The Purple Line is a new light rail system in Prince George’s and Montgomery Counties outside Washington, D.C. It is the largest infrastructure investment made by Maryland in recent years. As such, there is a very real risk of housing prices rising as the surrounding area becomes more desirable, with current residents along the Purple Line Corridor experiencing significant and disproportionate rises in the costs of housing as a result. Without intentional, proactive interventions, low- and moderate-income renters and homeowners will be forced to move elsewhere. In response to this pressure, the Purple Line Corridor Coalition (PLCC) was formed to ensure that the investment results in equitable growth for all. NHT serves as a leading voice within the PLCC’s Housing Accelerator Action Team subgroup.
NHT works with partners in the DC area to align policies, plans, and resources to complement the transit investment, focusing on ways to uplift community voice and the power of residents and businesses with less economic and political power in decision-making impacting the Purple Line transit corridor. For example, NHT developed a plan to provide safe, healthy, and affordable housing options for tenants currently living in distressed and aging properties along the corridor in Prince George’s County, focusing on a 600-unit property known as Bedford & Victoria Station, which is located a ¼ mile from a future Purple Line station. The deteriorated condition of the property was well-known, and the subject of several media reports (see below), making it a prime target for ownership change, redevelopment, and displacement of the current renters. Residents were already living in overcrowded and inadequate conditions – and the fact that many are undocumented complicated efforts to hold utilize conventional tools that would ensure permanent affordability. Therefore, NHT developed and released Distressed Properties: Two Year Roadmap, which outlines practical steps the County, State, and others must take to ensure housing remains accessible and affordable as the transit investment puts increasing pressure on the market.

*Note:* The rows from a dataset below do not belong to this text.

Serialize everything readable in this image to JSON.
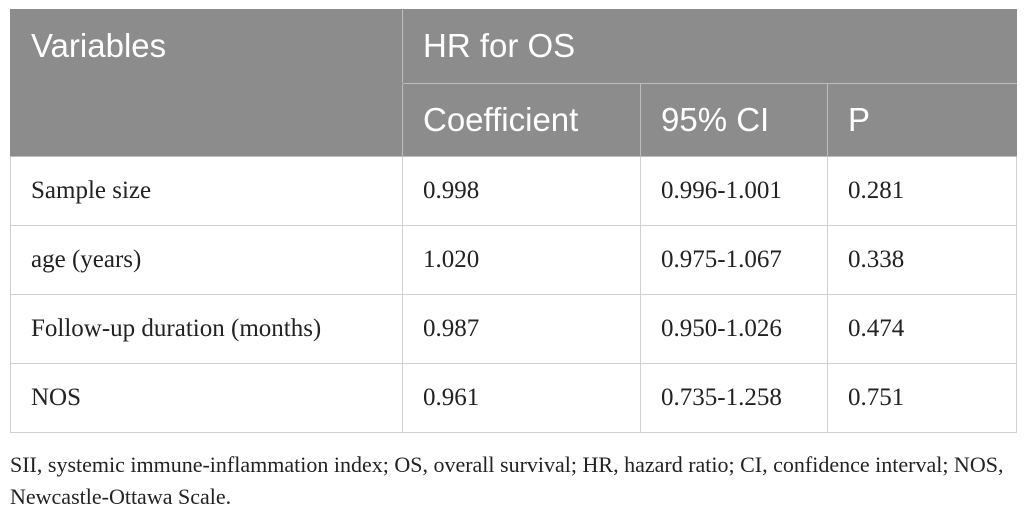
{
  "table": {
    "header": {
      "variables": "Variables",
      "group": "HR for OS",
      "columns": [
        "Coefficient",
        "95% CI",
        "P"
      ]
    },
    "rows": [
      {
        "variable": "Sample size",
        "coefficient": "0.998",
        "ci": "0.996-1.001",
        "p": "0.281"
      },
      {
        "variable": "age (years)",
        "coefficient": "1.020",
        "ci": "0.975-1.067",
        "p": "0.338"
      },
      {
        "variable": "Follow-up duration (months)",
        "coefficient": "0.987",
        "ci": "0.950-1.026",
        "p": "0.474"
      },
      {
        "variable": "NOS",
        "coefficient": "0.961",
        "ci": "0.735-1.258",
        "p": "0.751"
      }
    ]
  },
  "footnote": "SII, systemic immune-inflammation index; OS, overall survival; HR, hazard ratio; CI, confidence interval; NOS, Newcastle-Ottawa Scale.",
  "colors": {
    "header_bg": "#8c8c8c",
    "header_text": "#ffffff",
    "grid": "#d0d0d0"
  }
}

As a result of this work and a simultaneous resident-led campaign, Bedford & Victoria Station is now under new ownership, and residents are guaranteed affordable rents by utilizing the County’s Right of First Refusal tool. [The same tool was also used by residents in partnership with NHT Communities to preserve Hamilton Manor, a 245-unit affordable rental property in Hyattsville, Maryland, beyond the Purple Line corridor.] While Bedford & Victoria Station is just one of a number of aging and distressed properties at risk of redevelopment along the corridor and across the US, the lessons learned by NHT in preserving Bedford & Victoria are being used to inform efforts to protect residents from displacement and ensure stable housing across the country.